The contrast between the landscapes on the two sides of the wall now stands out as incredibly striking. While outside of Douglas the wall was erected in a deserted area, minutes away from the first inhabited neighborhoods, in Agua Prieta it interrupts the city. It is as if someone forced the Mexican urban center to halt its expansion northward.

The following morning, we visit the Centro de Recursos para Migrantes, a brand-new building located just a two-minute walk from the port of entry. The center, which has been supported by the local authorities since 2016, welcomes immigrants deported from the United States and coordinates the entry of asylum petitioners.

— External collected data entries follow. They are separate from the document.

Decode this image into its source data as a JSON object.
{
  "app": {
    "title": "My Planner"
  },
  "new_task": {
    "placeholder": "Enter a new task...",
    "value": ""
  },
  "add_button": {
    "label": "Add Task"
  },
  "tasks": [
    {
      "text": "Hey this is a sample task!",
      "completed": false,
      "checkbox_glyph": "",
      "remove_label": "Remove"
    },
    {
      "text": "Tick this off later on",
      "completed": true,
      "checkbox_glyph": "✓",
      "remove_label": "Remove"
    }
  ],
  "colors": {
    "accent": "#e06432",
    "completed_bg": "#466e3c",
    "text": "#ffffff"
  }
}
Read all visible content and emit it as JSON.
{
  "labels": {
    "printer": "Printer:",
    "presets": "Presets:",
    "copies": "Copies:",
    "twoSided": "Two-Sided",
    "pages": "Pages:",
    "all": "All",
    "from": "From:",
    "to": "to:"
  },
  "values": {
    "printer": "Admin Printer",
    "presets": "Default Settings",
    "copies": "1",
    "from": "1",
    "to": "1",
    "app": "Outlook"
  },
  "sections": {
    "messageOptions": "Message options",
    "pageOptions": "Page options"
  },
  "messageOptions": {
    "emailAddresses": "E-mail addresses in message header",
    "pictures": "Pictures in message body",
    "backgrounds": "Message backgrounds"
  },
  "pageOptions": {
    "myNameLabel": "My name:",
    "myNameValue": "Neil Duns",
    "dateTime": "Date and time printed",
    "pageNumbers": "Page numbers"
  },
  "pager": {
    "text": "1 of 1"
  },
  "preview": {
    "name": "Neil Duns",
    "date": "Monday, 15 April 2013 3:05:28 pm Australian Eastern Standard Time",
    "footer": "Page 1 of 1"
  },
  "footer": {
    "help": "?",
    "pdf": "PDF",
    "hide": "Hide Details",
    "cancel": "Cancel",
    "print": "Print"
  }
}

Joca takes us to meet some of those who are waiting in line. They are staying in a six-by-twenty camping tent, right next to the pedestrian gate that leads into the United States. On one side is the beginning of the wall, which continues toward the desert; on the other side, cars slow down to clear customs, creating an incessant, unbearable noise in addition to the unbreathable air. Within the makeshift interior are 18 people and one electric fan, plugged in with some artistry to the lamp post on the opposite side of the street.

A few days later, the tranquil sunset on Gates Pass will take my mind back to the noisy barrier between Douglas and Agua Prieta: the confusion, the waiting time, the questionable functionality paralleled by the aesthetic ugliness. There, a 20-foot-tall iron fence separates two communities, two cities, and two countries with no apparent success. Here, out in the desert, Mexico and the United States naturally meld into one another.

The harshness of the desert has never stopped those who want—or have—to cross it. Can a wall do so?